Eins gegen Eins

Eins gegen Eins

Immer am Ball – das Fußball-Blog. Mal spielen wir Doppelpass, mal kommen wir gut in die Zweikämpfe, und mal suchen wir allein den Abschluss.

Der Fall Anelka

| 2 Lesermeinungen

Frankreich, das ist, wenn es ums Streiken geht, eine andere Dimension. Gerade hat das französische Team aus Protest gegen die Suspendierung von Nicholas Anelka...

Frankreich, das ist, wenn es ums Streiken geht, eine andere Dimension. Gerade hat das französische Team aus Protest gegen die Suspendierung von Nicholas Anelka das Training verweigert. Der Team-Manager erklärt daraufhin seinen Rücktritt.

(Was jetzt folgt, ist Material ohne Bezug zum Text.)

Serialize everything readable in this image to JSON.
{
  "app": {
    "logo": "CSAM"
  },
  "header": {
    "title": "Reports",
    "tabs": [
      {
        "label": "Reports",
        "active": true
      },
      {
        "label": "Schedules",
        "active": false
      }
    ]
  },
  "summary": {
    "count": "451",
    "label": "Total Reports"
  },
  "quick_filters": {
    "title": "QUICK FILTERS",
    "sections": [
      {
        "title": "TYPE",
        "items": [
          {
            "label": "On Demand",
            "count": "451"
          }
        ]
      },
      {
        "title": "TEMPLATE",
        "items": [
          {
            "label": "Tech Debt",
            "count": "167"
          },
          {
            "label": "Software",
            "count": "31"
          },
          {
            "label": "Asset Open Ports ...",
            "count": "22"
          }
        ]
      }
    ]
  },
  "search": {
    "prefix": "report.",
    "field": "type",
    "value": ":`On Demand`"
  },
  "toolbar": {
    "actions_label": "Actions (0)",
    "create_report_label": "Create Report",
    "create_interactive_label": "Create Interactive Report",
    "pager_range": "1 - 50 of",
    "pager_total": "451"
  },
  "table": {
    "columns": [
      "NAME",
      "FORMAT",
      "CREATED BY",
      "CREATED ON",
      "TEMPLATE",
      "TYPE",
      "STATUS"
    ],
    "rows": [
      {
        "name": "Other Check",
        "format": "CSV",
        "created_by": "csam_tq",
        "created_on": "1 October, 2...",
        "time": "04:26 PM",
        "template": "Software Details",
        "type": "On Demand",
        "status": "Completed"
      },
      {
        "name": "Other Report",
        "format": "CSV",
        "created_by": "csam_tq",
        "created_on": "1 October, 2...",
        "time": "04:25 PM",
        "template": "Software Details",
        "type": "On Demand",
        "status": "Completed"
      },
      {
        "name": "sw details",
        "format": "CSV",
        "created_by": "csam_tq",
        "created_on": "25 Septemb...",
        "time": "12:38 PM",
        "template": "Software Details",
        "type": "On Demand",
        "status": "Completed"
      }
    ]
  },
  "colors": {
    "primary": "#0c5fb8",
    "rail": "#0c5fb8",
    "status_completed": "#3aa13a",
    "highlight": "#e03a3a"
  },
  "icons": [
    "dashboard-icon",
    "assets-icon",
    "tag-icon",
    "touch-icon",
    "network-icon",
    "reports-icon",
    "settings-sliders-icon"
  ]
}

Der Trainer ist ohnehin nur noch sein eigener Lückenbüßer, eine “lame duck” und nicht einmal, wie der parlamentarische Monarch in der Formel “Il règne, mais ne gouverne pas” (sinngemäß: Er herrscht, aber er regiert nicht) im Besitz von Autorität im Unterschied zu Macht.  Umgekehrt scheint Domenech das beste Beispiel dafür zu geben, was Macht ohne Autorität bedeuten kann. Er konnte noch drohen und Anelkas “Va te fait enculer sale fils te pute” mit seiner Auswechslung sanktionieren, aber die Drohmacht findet an den anderen Spielern ihre Grenze.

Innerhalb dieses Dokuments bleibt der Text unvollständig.